Clients: DuPont, Harvard University, Herman Miller

Jonathan Harris
Brooklyn, New York

On wefeelfine.org, a universe of colored dots explodes across the screen. Clicking on a dot reveals a sentiment that Jonathan Harris has pulled from the Net zeitgeist. "I make projects that use the Internet as a means of studying and understanding the human world," Harris says. "Those projects end up being one part computer science, one part anthropology, and one part visual art." In 2006, Yahoo hired Harris to create a digital time capsule to be sealed until 2020. With a project on the way for MoMA in 2008 (a study of online dating), he will soon be sharing his way of seeing the online world with many more of us.
Clients: Seed magazine, Sputnik Observatory, Yahoo

Laura Guido-Clark
Berkeley, California

Laura Guido-Clark designs the skins of consumer goods--the finishing materials, colors, and textures--but her interest in product development goes much deeper. "If I don't understand the heart of a product, I could never express it," she says.

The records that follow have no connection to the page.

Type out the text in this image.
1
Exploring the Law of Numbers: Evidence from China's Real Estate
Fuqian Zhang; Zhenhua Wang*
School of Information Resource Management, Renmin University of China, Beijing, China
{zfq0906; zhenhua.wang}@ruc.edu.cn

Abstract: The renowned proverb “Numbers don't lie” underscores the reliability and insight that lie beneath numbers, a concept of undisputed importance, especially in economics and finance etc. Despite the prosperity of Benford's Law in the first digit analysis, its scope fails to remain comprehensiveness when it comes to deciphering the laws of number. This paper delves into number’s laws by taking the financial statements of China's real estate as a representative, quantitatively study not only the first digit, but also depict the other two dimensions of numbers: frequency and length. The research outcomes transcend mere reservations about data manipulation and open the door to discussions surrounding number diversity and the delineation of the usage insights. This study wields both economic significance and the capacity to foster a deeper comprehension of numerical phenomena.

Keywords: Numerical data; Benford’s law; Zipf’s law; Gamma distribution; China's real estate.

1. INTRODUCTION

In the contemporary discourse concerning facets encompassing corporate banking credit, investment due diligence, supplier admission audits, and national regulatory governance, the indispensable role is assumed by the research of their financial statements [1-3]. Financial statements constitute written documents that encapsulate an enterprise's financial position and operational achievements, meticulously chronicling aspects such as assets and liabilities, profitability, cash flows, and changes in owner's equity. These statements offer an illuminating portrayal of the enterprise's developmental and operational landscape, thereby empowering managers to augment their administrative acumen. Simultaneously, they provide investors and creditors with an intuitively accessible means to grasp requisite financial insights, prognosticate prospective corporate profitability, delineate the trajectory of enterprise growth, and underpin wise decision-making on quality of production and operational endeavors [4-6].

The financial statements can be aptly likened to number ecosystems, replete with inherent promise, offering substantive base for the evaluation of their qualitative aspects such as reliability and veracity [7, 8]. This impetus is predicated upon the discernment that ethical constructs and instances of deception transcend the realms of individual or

Generally she consults with her clients from the very beginning of the development process. Whether it's bedding for Design Within Reach or an across-the-board change of finish options for Steelcase, she aims to elicit a visceral response from consumers: "You should just know you want it."
Clients: Hewlett-Packard, Mattel, Oral-B, Samsung, Steelcase

Manuel Saez
New York

Humanscale Design Studio hired Manuel Saez in 2001 to manage the freelancers who designed the company's office furniture, but he promptly built an award-winning in-house design team. Humanscale's latest product is the Switch Mouse, an ergonomic mouse with a tilted base to allow for a neutral arm position and adjustable palm support. The prototype Daybed workstation was introduced at this year's International Contemporary Furniture Fair. In May, the studio announced that it would offer design services to outside companies; office products company Fellowes has signed on.